On the King Creosote tour, Tunstall noticed some aspects of the audiences she was impressed by – she described them as “people desperate for something meaningful; for something executed with real craft.”

In South Africa, she’ll be playing large, outdoor gigs. Are those audiences likely to be evident?

“It’s more difficult to deliver intimacy in that sort of setting,” concedes Tunstall.

“It becomes about tailoring the set. In South Africa, I won’t just play new stuff, because people won’t know it. And it’s a challenge playing solo. With a band, it’s easier to deliver a noise bomb and excite people. Without backing, you need to learn to engage listeners.”

Tunstall’s helped facilitate that process by changing her set-up when she tours.

“When I toured the UK with my new album Invisible Empire/Crescent Moon, I asked for beautiful theatres. I played at The Sage in Gateshead and at the Theatre Royal in Drury Lane – great venues, built to accommodate acoustics and elevate the material being performed there. There’s also a different psychology in an audience that is sitting down,” she smiles. “The throat bone’s connected to the bum bone – if they sit, they keep quiet. Before, I would have thought that was stiff, but now it’s wonderful.”

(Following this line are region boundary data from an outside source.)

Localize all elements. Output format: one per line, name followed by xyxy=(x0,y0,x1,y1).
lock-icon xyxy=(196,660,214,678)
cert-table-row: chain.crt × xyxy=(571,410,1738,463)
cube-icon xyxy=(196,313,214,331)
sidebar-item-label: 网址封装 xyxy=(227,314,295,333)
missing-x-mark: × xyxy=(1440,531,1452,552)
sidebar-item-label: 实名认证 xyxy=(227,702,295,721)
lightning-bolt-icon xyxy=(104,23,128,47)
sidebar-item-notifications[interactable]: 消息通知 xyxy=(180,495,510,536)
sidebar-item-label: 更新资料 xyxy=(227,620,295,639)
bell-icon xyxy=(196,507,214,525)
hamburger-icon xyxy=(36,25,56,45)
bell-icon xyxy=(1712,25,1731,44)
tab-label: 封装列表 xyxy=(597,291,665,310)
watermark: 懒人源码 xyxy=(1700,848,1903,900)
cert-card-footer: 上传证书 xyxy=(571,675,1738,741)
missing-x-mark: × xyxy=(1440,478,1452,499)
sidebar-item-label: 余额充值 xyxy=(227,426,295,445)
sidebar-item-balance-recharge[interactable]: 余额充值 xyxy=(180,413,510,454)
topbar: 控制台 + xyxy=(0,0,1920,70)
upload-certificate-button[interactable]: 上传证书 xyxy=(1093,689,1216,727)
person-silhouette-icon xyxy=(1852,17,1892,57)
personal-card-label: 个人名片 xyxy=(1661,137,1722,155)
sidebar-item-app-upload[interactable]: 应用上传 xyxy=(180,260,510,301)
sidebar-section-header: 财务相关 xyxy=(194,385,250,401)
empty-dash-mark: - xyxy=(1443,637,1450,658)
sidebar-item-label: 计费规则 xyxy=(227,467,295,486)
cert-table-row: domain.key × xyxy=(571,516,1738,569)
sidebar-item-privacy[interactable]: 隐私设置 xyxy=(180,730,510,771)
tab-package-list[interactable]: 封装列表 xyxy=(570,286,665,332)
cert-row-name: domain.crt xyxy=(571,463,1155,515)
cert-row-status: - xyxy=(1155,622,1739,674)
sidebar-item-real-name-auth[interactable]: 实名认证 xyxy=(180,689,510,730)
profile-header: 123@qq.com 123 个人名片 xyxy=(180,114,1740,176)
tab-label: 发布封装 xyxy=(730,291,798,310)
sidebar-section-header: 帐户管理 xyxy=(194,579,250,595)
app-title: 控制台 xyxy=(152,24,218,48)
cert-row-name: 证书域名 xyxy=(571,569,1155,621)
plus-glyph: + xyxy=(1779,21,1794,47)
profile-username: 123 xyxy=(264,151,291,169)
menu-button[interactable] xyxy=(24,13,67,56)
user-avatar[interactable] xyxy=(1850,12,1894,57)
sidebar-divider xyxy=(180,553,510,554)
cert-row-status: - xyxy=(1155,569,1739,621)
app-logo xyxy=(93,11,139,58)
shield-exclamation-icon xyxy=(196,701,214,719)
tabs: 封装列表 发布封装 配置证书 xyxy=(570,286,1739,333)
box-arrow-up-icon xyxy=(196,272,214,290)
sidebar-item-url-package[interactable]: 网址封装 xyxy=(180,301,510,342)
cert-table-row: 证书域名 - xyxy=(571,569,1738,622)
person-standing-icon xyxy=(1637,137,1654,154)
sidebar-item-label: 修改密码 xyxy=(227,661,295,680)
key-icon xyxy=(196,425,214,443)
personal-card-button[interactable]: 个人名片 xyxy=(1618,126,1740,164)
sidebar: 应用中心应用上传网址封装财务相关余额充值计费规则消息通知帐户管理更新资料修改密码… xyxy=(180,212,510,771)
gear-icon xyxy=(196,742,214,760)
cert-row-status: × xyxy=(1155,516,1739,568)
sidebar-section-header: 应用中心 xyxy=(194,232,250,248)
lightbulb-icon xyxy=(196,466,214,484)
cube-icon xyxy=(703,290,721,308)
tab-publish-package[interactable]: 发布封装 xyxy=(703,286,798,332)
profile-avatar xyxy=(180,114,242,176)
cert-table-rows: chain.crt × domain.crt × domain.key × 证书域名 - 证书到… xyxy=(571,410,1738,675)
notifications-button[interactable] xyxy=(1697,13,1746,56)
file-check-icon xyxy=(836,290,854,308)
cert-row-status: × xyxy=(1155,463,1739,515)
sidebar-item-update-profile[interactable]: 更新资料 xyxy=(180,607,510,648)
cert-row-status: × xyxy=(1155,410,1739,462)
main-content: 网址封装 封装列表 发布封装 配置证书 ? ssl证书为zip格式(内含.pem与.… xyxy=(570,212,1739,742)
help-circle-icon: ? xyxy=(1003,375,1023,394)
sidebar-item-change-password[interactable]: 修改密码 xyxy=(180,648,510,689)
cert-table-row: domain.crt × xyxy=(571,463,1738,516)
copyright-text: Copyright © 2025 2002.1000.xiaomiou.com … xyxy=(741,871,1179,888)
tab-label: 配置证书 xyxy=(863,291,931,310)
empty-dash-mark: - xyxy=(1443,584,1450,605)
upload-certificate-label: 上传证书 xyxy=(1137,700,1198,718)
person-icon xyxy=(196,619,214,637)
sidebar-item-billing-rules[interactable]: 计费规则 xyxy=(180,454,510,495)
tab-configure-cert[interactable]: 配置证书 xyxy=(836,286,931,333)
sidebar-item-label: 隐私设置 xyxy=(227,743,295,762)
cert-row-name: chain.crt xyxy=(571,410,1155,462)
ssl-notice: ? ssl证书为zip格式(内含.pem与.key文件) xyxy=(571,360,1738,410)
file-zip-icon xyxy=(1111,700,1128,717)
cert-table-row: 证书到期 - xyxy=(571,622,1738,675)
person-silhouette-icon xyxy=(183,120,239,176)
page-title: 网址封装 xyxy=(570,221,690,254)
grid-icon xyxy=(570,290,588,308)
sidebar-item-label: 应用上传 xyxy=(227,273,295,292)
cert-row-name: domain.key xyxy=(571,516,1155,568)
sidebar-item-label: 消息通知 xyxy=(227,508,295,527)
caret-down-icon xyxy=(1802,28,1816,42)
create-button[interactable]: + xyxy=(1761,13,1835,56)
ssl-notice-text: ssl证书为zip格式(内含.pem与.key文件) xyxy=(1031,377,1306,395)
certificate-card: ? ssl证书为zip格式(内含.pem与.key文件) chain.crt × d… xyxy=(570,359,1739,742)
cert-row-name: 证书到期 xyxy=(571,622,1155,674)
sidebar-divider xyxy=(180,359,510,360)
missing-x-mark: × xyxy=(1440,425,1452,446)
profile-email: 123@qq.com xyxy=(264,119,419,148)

Tunstall went through some tough personal experiences in the lead-up to writing Invisible Empire/Crescent Moon. Does playing solo make it easier for her to invest fully in the resulting lyrics?

“It’s not a case of re-living the experiences when I perform,” says Tunstall. “It’s more of a meditative experience on my own. With a band, it’s about the sound we create than about going through the keyhole emotionally. There’s a detachment that happens once you share a song with someone. It mutates. It’s not my property anymore. For a couple of weeks after writing something, it’s a struggle, but then it moves out of the heart space and into the head space.

“I’m grateful to be a songwriter; to be able to make something positive out of something terrible. Sharing experiences like the ones I went through is so positive. One of the worst facets of humanity is being lonely and not being able to do anything about it.”